As for style, essentially I tried to be very consistent when I made my first five patterns, recorded all the details, and have been (mostly) abiding by and extending that style guide ever since. It covers capitalization, hyphenation, bolding, indentation, punctuation, crochet instruction conventions, and perhaps most importantly, what all I want to include in every pattern. It also has my Scribus page layout information in case I should ever lose it.
Pricing
Now we’re at the last major hurdle. How to price? I first went around to look at some of the major amigurumi designers’ prices, so mine would be in line with the market. They range from $7 down to $2, essentially, and I went through a number of schemes for my own patterns. Price based on whether the pattern makes one item or two? Price based on size of finished item? Price based on difficulty? Finally, during one of our long car trips to visit my family, I thought of pricing based on the length of the PDF. That way, patterns that are more complicated or make larger items automatically have higher prices than patterns that make simpler, more repetitious, or smaller items. It doesn’t necessarily reflect the amount of effort it took for me to develop the pattern, but it’s at least correlated.

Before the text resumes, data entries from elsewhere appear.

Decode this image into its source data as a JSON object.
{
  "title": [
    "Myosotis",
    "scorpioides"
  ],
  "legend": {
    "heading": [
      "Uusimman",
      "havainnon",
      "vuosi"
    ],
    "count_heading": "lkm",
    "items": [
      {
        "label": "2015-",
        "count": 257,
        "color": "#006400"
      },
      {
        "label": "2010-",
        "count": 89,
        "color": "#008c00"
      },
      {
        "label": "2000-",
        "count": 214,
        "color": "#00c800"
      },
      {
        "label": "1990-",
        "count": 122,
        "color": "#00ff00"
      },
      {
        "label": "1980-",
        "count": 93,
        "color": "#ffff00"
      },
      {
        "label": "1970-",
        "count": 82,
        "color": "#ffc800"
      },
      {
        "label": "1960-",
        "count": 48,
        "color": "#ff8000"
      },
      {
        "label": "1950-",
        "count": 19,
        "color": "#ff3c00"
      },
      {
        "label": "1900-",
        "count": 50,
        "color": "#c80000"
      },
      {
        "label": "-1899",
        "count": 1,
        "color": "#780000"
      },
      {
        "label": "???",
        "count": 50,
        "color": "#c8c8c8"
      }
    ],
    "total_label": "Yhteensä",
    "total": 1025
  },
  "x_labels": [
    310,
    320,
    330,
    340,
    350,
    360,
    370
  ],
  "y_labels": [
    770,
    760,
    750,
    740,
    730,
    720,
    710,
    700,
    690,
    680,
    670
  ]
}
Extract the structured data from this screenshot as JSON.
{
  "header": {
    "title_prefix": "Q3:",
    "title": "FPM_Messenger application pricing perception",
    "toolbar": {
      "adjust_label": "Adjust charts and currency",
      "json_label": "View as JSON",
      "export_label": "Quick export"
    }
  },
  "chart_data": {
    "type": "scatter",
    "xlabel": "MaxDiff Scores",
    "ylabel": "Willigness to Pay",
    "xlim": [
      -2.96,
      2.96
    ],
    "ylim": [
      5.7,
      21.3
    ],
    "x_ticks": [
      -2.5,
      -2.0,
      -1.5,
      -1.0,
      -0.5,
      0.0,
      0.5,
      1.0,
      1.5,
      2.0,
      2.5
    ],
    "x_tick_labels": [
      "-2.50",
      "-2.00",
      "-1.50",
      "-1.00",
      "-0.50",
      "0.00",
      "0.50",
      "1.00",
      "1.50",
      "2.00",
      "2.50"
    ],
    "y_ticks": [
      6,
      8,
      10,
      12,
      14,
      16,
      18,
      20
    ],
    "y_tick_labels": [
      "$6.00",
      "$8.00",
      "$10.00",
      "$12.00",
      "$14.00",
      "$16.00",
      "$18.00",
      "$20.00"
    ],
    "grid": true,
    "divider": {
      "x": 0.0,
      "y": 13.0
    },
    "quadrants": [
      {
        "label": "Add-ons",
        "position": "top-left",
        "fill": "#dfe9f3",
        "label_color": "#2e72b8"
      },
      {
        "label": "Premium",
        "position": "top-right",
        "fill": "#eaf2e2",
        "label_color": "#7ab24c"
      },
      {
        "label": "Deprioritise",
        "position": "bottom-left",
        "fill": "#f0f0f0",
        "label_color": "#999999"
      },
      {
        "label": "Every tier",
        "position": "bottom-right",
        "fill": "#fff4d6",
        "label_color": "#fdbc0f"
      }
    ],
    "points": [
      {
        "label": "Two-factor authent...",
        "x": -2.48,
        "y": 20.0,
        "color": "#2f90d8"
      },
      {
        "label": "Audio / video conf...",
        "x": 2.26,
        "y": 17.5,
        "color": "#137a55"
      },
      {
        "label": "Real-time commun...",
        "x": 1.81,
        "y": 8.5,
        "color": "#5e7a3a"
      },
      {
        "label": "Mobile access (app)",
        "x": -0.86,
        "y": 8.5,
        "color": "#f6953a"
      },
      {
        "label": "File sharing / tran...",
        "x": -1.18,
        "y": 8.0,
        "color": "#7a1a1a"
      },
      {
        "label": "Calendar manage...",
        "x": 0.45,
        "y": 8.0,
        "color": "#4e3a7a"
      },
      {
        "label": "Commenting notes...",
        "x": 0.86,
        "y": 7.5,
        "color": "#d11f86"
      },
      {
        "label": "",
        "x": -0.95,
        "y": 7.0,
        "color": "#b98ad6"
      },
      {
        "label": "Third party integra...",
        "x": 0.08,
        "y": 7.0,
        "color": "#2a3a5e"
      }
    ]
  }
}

I make my patterns self-contained for the intermediate crocheter, with additional material for beginners accessible from the pattern page in the shop, and I am as concise as possible without sacrificing clarity. My actual pricing formula, heretofore unrevealed, is $1 plus $2 per sheet of paper, calculated to the half-sheet. That’s actually a little flexible; I think of my educational materials as $1 per sheet, though all of them are name-your-price, and sometimes that slips in to lower a price that strikes me as a little high.
All decisions (well, almost all) about pricing are taken away, and hence also stress about decisions about pricing. It would be easy to change should I decide inflation has raised the fair price of a pattern, and meanwhile is in line with the market average: my fixed-price patterns are between $3 and $6, with an average of exactly $4.50.
I think that’s all the major decisions that had to be made. I’m very comfortable with my system; it is still time consuming to get a pattern from brain to store, but having a template makes it a lot easier.